Carruthers tried to put it together—how the Toddler managed to smuggle it in, what that said about the
juice
he had even within the police. And finally the big, the
essential
question: Would the T send him more, regular like? Enough to last through whatever was coming?

It even occurred to the Monkey that it might be a hot shot, like the cop, McGarr, had kept saying about what the
Toddler wanted for Archie: to be dead. But it was only a passing thought. Why? Because unlike the Toddler, who didn’t use, the Monkey was expert in dope. Nobody shot gear like the Monkey, who would know if it was right or not.

To the Monkey’s way of thinking, the methadone that he was receiving by tablet was not a true drug. True drugs, real drugs, the only drugs that mattered were not swallowed; they were shot.

In one motion he swiveled himself and the tray away from the observation slot in the old iron door. And in less time than you could say, “
TOD’S TOT, THE TOTAL GEAR
,” the Monkey had whacked the load into the one vein in his left arm that still worked.

But not all at once. Instead he plunged the coke in and out of him, over and over, like the in and out of intercourse, manipulating the spike to repeat the intensity of the rush. Every time he pulled back the plunger, some of his blood was sucked out and mixed with the coke and was zapped back in him like a thunderbolt to the heart.

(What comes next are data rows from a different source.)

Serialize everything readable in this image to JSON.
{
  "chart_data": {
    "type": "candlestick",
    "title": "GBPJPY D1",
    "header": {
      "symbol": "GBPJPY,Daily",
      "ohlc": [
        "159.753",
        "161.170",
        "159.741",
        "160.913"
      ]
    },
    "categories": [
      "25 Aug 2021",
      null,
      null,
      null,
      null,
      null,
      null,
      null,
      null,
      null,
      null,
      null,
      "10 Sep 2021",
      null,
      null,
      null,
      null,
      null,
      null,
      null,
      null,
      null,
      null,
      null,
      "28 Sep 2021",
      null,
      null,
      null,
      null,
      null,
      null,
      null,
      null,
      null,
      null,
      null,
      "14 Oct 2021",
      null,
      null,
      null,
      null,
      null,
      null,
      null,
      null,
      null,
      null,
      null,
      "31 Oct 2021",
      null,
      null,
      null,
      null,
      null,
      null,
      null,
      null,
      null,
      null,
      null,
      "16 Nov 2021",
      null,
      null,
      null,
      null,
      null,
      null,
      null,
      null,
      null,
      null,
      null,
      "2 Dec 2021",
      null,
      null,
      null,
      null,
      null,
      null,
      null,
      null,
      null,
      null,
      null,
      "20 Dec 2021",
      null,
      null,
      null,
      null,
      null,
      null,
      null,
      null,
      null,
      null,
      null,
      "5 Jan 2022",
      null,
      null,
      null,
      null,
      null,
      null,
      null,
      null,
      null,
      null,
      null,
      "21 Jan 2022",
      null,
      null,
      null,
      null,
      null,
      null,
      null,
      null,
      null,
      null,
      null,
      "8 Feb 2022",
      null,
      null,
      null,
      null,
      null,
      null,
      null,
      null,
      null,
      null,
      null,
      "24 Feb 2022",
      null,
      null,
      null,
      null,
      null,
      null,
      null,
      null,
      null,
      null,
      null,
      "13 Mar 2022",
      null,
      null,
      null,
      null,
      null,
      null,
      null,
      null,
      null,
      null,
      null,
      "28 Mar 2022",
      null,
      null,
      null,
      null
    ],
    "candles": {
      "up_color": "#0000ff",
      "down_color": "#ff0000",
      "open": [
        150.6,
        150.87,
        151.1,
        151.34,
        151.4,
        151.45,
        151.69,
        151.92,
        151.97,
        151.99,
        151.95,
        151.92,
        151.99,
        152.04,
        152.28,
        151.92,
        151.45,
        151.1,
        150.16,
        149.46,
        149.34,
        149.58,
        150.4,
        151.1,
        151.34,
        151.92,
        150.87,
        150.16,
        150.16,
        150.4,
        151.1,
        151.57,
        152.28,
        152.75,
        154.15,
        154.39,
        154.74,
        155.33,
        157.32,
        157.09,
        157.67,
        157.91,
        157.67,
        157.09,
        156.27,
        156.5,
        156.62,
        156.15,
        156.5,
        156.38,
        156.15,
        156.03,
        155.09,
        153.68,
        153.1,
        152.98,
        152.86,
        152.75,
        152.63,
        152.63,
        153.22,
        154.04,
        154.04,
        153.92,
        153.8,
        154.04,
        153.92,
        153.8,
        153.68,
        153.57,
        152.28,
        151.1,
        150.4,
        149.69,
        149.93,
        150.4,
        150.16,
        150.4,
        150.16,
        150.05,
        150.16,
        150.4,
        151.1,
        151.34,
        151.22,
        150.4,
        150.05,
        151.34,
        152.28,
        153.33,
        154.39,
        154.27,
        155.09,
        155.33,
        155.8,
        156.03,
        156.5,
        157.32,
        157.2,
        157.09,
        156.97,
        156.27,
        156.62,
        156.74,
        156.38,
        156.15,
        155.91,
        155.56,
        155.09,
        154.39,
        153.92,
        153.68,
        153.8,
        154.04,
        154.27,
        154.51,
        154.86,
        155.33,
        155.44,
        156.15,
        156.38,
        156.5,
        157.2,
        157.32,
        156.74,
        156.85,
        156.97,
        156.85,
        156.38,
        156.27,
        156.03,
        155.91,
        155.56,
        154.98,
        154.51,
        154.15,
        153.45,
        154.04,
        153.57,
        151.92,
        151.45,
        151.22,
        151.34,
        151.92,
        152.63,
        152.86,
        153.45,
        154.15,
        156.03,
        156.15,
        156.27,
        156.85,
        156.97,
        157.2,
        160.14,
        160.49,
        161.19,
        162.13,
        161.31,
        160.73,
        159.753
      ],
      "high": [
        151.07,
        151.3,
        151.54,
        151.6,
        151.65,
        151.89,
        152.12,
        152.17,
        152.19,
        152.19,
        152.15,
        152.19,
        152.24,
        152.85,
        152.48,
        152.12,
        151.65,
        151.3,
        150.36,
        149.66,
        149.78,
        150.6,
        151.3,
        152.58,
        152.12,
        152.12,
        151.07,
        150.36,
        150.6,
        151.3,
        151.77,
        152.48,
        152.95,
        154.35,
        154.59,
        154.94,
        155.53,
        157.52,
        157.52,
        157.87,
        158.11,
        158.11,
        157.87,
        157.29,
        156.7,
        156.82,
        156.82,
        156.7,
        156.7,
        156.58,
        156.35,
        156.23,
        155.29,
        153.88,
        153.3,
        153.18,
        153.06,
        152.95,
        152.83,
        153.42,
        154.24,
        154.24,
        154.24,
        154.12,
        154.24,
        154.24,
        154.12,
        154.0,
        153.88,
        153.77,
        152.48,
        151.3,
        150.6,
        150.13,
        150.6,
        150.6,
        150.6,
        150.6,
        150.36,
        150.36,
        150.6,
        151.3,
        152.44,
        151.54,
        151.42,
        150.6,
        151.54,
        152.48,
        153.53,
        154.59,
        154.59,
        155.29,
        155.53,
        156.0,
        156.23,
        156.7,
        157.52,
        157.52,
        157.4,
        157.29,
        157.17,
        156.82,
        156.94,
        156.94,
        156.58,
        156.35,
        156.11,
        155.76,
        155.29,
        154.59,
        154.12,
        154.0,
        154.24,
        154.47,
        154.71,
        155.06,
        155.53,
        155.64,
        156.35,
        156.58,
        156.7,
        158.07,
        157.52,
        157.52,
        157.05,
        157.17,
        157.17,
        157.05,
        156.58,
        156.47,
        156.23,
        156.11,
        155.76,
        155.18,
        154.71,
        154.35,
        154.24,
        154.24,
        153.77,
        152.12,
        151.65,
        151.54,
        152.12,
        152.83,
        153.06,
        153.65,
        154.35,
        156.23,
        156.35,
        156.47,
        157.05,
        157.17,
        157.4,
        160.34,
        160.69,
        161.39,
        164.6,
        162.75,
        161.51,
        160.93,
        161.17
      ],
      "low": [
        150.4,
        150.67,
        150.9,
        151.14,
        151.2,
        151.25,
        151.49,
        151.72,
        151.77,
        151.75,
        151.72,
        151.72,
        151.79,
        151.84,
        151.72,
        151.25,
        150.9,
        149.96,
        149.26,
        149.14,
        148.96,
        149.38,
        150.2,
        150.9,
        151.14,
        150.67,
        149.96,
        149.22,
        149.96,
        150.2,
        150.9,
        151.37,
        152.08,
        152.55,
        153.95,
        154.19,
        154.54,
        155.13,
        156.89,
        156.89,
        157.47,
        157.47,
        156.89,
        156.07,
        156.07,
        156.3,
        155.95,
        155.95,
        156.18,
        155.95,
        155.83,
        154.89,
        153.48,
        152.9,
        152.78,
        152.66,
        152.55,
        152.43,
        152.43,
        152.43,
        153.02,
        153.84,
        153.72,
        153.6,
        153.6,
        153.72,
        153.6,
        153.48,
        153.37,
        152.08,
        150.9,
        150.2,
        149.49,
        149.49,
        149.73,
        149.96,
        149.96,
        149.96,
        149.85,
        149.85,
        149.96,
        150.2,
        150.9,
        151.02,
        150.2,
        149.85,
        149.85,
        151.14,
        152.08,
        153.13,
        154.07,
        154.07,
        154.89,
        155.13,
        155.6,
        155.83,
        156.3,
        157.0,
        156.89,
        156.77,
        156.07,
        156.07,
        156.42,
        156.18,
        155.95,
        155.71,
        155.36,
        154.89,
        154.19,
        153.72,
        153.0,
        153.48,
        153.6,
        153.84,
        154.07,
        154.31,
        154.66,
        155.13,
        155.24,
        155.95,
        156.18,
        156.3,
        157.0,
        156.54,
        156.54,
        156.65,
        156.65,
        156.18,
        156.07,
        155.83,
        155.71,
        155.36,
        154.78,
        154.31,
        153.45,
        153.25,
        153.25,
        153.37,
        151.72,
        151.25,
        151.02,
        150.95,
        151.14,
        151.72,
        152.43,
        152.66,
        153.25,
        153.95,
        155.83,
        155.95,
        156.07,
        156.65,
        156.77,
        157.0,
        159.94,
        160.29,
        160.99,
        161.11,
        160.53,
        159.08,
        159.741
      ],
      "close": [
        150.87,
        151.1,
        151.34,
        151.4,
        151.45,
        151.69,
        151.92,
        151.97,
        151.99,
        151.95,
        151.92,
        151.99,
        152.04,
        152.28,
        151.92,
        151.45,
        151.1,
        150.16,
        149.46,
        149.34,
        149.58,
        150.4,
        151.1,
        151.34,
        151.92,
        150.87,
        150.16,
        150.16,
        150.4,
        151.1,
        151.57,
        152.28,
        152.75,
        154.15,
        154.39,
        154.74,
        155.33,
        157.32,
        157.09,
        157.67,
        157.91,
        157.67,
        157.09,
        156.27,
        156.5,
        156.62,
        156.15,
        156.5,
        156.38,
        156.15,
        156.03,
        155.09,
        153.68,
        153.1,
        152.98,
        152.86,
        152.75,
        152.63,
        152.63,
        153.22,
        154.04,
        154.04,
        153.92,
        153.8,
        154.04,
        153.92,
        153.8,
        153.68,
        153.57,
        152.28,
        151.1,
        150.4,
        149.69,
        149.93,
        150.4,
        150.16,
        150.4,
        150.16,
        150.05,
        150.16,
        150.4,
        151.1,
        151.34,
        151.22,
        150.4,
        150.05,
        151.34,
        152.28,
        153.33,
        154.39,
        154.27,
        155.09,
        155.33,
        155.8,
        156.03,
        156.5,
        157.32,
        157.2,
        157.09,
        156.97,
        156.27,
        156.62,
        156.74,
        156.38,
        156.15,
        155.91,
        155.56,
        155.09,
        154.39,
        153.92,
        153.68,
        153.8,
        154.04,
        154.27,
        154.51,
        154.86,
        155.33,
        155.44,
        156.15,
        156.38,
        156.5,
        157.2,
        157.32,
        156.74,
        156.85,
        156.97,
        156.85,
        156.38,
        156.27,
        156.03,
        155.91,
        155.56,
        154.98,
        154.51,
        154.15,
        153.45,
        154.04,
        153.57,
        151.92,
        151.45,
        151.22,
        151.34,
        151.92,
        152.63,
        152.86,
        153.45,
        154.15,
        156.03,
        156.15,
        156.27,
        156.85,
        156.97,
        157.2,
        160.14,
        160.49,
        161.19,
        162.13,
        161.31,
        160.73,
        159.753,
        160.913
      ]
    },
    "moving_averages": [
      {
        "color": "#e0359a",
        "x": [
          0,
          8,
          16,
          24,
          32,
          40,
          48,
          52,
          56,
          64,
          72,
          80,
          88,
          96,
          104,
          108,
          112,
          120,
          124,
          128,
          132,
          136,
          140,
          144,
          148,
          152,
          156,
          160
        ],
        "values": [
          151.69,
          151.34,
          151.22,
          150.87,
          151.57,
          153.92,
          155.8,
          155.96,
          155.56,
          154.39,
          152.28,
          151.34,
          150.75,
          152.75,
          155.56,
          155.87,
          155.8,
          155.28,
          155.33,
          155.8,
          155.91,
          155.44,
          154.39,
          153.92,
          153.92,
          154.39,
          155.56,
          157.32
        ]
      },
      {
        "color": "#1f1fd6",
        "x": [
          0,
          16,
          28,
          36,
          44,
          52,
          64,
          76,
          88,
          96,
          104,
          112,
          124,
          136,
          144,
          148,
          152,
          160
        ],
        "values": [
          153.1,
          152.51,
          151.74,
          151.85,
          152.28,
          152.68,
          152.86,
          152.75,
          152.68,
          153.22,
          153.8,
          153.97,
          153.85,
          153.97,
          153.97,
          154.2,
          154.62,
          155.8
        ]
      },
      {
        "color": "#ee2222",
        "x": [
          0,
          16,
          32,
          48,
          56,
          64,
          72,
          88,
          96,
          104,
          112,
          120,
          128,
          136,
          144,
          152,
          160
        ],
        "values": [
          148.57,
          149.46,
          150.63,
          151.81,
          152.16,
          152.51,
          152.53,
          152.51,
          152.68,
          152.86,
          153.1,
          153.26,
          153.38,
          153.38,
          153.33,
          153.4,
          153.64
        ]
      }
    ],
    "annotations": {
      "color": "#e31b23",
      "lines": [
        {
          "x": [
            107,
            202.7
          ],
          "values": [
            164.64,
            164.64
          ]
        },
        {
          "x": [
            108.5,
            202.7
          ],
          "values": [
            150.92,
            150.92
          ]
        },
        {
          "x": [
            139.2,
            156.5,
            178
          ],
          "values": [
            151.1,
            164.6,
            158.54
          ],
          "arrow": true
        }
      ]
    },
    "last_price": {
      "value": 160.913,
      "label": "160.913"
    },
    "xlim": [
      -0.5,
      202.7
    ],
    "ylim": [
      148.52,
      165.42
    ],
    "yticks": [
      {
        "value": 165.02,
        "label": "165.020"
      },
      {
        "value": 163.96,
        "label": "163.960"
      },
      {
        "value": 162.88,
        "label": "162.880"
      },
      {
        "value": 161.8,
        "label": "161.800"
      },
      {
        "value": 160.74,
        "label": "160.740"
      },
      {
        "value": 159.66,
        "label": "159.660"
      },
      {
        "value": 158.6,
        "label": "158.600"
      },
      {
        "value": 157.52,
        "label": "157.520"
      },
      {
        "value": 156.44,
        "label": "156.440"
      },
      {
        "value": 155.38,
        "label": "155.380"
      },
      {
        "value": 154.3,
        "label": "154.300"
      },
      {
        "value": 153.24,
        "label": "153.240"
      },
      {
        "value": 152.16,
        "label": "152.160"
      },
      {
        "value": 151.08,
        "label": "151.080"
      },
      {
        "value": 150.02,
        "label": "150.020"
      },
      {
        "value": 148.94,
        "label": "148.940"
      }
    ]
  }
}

And his head! Man, it was as if it kept exploding. Lights, bells, gongs, whistles—the lot. Even the hair on every part of his body felt it, standing out from the skin like the quills of a porcupine! Or the pelt of a
blasted
monkey!

But he’d hardly begun, it seemed, when it was gone. It was always the way with a good thing. Not a drop left. Suddenly, precipitously the Monkey began to feel jumpy and anxious. Then nervous and jittery. Which was where the gear came in.

He had to act fast. Soon he’d be shaking and unable to cook the bag. Also, the only vein he had left without taking off his clothes was in his neck, so he’d have to aim. He could use the warming tin as a mirror, feel with the fingers of his other hand, and then plunge. The vein was big; he wouldn’t have to pop it dead on. Though he’d try.

But even in his condition, which was now jangly, the Monkey knew he should check the gear. Mexican brown
was mean shit. Also, if the cop was right about the Toddler, it could have anything in it—not just impurities but strychnine or powdered battery acid. A mix of the two was the hottest shot of all.